Le célèbre slogan « Don’t be evil » (littéralement, « Ne soyez pas malveillants ») de Google n’est plus. En effet, les trois mots ne figurent désormais plus dans le code de bonne conduite que l’entreprise de Mountain View distribue à chacun de ses employés.

Selon nos confrères de Gizmodo, la phrase aurait été enlevée du document à la fin du mois d’avril ou au début du mois de mai 2018. Le slogan y avait été intégrée en 2000, avant que la réorganisation d’Alphabet, société mère de Google, n’entraîne un changement en 2015 : la phrase avait alors été remplacée par « Do the right thing » (« Faites les bonnes choses »).

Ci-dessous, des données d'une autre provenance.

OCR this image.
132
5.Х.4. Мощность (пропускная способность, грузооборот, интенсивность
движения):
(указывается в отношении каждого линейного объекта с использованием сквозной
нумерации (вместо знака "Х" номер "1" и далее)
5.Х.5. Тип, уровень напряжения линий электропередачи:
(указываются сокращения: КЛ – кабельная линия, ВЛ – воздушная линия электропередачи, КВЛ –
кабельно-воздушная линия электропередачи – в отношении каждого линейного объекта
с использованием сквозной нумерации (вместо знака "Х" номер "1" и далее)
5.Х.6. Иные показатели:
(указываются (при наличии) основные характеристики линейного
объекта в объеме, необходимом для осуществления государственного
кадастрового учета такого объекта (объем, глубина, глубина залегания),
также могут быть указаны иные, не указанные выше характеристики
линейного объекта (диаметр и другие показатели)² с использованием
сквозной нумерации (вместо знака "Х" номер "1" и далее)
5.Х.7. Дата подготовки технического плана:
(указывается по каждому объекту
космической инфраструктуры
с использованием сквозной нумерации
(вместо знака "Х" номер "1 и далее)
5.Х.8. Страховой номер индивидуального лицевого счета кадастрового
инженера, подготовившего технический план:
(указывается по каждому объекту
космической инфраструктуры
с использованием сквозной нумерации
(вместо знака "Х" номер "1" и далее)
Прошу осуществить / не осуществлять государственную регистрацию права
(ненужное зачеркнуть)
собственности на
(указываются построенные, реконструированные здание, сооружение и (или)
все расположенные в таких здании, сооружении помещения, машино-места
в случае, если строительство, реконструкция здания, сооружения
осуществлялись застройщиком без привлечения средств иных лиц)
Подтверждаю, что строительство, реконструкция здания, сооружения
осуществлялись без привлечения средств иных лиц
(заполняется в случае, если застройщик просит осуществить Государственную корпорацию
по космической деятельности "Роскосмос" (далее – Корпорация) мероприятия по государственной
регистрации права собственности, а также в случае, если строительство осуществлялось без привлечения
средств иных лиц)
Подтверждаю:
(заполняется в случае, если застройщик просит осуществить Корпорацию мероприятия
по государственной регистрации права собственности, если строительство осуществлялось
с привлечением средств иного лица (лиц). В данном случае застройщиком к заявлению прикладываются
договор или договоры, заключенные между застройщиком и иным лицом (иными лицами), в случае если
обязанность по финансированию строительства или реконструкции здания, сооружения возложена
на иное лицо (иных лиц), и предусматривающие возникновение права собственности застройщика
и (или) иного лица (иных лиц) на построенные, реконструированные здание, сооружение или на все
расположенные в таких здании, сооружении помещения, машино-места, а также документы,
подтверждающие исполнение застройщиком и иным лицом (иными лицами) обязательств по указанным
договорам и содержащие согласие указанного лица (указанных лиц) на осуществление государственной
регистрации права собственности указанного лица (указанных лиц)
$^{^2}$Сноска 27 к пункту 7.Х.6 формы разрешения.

Cependant, cette modification n’avait pas affecté le slogan informel de Google, utilisé depuis 2004. «  Don’t be evil  » était devenu un élément de la culture de l’entreprise, si bien qu’il avait été utilisé comme mot de passe pour la connexion Wi-Fi des navettes se trouvant au siège de Google à Mountain View.

CC Flickr Shawn Collins

Faire les choses bien

Dans une version archivée du code de conduite, à la date du 21 avril 2018, Google mentionnait dès la première ligne du texte son slogan informel : « Ne soyez pas malveillants. Les Googlers pensent généralement que ces mots font référence à la manière dont nous servons nos utilisateurs. Mais « Don’t be evil  » est beaucoup plus que cela. […] Il s’agit de faire les choses bien, de manière bien plus générale — en suivant la loi, en agissant avec honneur et en traitant nos collègues avec courtoisie et respect. »

La nouvelle version du texte a cependant conservé un clin d’œil au slogan de Google. Le code de conduite se termine en effet sur cette phrase : « Et souvenez-vous… ne soyez pas malveillants, et si vous voyez quelque chose que vous pensez être mauvais — parlez-en ! »

Plusieurs employés de l’entreprise ont récemment pris très au sérieux cette dernière recommandation : opposés au projet militaire Maven, 3 000 d’entre eux sont signé une pétition pour exiger son annulation.